Jack Bendheim - Chairman, President, and CEO
My version of the primaries. So -- and I don't want to say that politics is overblown; we're a little deep into it. But the reality is that animals are going to get sick. And can you raise an animal without using any drugs? The answer is yes; it's very expensive, and people who have the money and want to spend that money, that's -- there's a market for that.
But if I look at the politics, if I look at what's going on -- take in the United States. Most people in the United States are not earning fortunes, and their salaries haven't gone up. And I think it's important for them to be able to continue to buy healthy, wholesome protein, and not get sick if they go to some fancy restaurants and stuff like that, and who knows what happens.

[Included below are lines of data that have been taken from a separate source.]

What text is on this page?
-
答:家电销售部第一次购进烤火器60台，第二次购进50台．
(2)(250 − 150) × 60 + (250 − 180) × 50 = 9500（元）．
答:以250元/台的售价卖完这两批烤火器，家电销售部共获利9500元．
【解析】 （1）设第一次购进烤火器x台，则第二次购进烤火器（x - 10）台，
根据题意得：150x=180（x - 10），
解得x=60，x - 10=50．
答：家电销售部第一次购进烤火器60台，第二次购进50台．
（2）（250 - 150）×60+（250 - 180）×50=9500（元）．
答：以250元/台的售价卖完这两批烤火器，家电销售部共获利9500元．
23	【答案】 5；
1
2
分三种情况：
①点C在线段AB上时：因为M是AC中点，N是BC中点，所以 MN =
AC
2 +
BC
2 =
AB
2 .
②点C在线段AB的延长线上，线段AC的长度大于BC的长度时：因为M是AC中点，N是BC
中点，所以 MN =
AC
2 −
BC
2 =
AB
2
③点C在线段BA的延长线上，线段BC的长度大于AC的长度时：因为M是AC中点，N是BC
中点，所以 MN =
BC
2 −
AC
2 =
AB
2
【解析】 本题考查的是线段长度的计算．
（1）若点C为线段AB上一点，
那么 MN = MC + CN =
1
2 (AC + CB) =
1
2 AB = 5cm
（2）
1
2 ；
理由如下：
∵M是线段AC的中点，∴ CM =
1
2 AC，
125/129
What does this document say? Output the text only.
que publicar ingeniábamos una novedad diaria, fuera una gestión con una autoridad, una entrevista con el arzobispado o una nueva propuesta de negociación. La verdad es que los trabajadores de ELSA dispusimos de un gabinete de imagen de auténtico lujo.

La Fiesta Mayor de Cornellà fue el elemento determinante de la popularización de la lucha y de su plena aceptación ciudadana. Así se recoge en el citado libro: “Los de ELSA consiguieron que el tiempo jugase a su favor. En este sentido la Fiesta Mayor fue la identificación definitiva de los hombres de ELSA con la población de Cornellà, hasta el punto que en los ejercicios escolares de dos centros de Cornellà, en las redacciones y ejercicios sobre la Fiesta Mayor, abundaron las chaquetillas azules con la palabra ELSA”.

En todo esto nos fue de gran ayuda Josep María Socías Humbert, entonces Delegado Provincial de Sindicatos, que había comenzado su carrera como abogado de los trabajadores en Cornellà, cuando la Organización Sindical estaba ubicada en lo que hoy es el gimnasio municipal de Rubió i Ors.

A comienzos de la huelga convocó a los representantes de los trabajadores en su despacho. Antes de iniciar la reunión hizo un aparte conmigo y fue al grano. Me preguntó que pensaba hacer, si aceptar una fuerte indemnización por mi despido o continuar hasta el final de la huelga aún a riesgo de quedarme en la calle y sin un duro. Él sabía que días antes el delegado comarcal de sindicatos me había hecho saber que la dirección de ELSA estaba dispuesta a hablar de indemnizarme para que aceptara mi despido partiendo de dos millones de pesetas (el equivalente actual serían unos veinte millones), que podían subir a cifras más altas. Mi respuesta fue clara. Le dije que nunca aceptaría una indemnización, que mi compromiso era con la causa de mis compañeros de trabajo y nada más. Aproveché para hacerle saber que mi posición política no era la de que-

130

So I think they'll be -- there's room for all of these decks, and there's definitely room for a combination of antibiotics, antibacterials, nutritional vaccines to keep all the animals healthy. And as I said earlier, we'll get our fair share of that.
David Risinger - Analyst
Got it. Thank you, Jack and Dick.
Jack Bendheim - Chairman, President, and CEO
Thank you, David.
Operator
(Operator Instructions) Kevin Kedra, Gabelli.
Kevin Kedra - Analyst
Just wondering if you could give a bit more quantitative color on the different -- on what you're seeing as far as the decline on the MFA business in the US versus what you're seeing as far as growth internationally?
And then, secondly, just wondering: in the US or globally, are you seeing any movement from competitors, given some of the pressures we're seeing on the MFA business? Are there people looking to actively exit that business or divest certain assets? And could that be an opportunity for you guys?
Richard Johnson - CFO
Yes, on the first part, the breakdown. We haven't given any breakdown. We have basically just said that net MFAs were down, whatever, a couple million dollars -- $2 million. And net in there, there was international growth, offset by contraction in the US. So that's really the -- that's what we have talked about.
I think the second part of the question was competitors and what competitors are doing. Jack, do you want to take that?
Jack Bendheim - Chairman, President, and CEO
There has been some movement in the MFA space. So we -- I think we feel that we have broader product lines, so we're not looking to add to that product line. And the acquisitions we're looking to do is expanding in the vaccines and nutritional specialties, where we see growth both in the US and in other markets around the world, chances to get into Europe.
And as I said, again, I think we will see over the next few years a stabilizing or stabilization of where antibiotics are in the US and continued growth as the numbers of animals continue to grow across the world.
Operator
Thank you. And I'm showing no further questions at this time. I would now like to turn the call back over to Richard Johnson for any further remarks.
Richard Johnson - CFO
All right. Well, we'll just say thank you, then, to everyone. And we'll talk to you again in 90 days. Thanks, bye now.
Operator
Ladies and gentlemen, thank you for participating in today's conference. This does conclude today's program. You may all disconnect. Everyone have a great day.